After a two-year review, the IAEA said Japan’s plans to release some 500 Olympic size swimming pools worth of water from the Fukushima plant wrecked by a tsunami more than a decade ago were consistent with global safety standards and that they would have a “negligible radiological impact to people and the environment”.
The Pacific Islands Forum, a regional bloc of 18 island nations, had raised concerns about the release of the water fearing among other things the impact on fisheries.
Following the release of the report, Rafael Grossi, the Director General of the International Atomic Energy Agency (IAEA), traveled to the Cook Islands on Tuesday to brief Pacific Island leaders on its findings.
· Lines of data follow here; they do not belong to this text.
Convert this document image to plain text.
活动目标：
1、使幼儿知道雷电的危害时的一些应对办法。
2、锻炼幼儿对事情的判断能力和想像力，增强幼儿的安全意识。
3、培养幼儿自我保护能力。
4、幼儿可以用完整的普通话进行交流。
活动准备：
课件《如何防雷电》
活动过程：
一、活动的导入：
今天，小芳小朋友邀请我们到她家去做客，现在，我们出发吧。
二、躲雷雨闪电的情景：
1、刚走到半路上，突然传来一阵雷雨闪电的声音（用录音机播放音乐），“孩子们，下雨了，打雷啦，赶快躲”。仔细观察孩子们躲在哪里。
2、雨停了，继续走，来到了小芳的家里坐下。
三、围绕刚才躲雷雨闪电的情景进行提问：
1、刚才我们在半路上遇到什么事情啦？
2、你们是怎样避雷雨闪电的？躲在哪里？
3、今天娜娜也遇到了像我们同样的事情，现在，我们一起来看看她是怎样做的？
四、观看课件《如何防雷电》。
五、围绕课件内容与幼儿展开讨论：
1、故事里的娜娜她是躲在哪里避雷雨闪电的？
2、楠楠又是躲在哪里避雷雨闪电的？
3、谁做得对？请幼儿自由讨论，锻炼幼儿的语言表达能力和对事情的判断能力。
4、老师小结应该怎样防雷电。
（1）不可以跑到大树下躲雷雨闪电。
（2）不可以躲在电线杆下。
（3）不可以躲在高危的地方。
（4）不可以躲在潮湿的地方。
Grossi has also visited South Korea and New Zealand.
“If it’s safe then it should be allowed to discharge,” Brown, chairman of the Pacific Islands Forum, told media after the meeting.
There were “some divergent views” among Pacific Islands leaders on the issue, and the forum would see if a “convergent view” could be reached, he added, according to Cook Islands Television.
Brown told the meeting the Pacific’s nuclear testing legacy continues to affect its people and ocean, eight decades on.
The United States conducted nuclear testing in the Pacific islands in the 1940s and 1950s, while France conducted atomic testing between 1966 and 1996 at Mururoa Atoll in French Polynesia in the southern Pacific Ocean.
The Cook Islands capital of Rarotonga was where the 1985 Pacific Nuclear Free Zone was established under a regional treaty that prevents the dumping of radioactive material, he added.
A proposal for the IAEA to regularly report back to the Pacific Islands Forum on its continuous monitoring of the discharge would “go a long way to providing an assurance” to the Pacific about safety, Brown told local media afterward.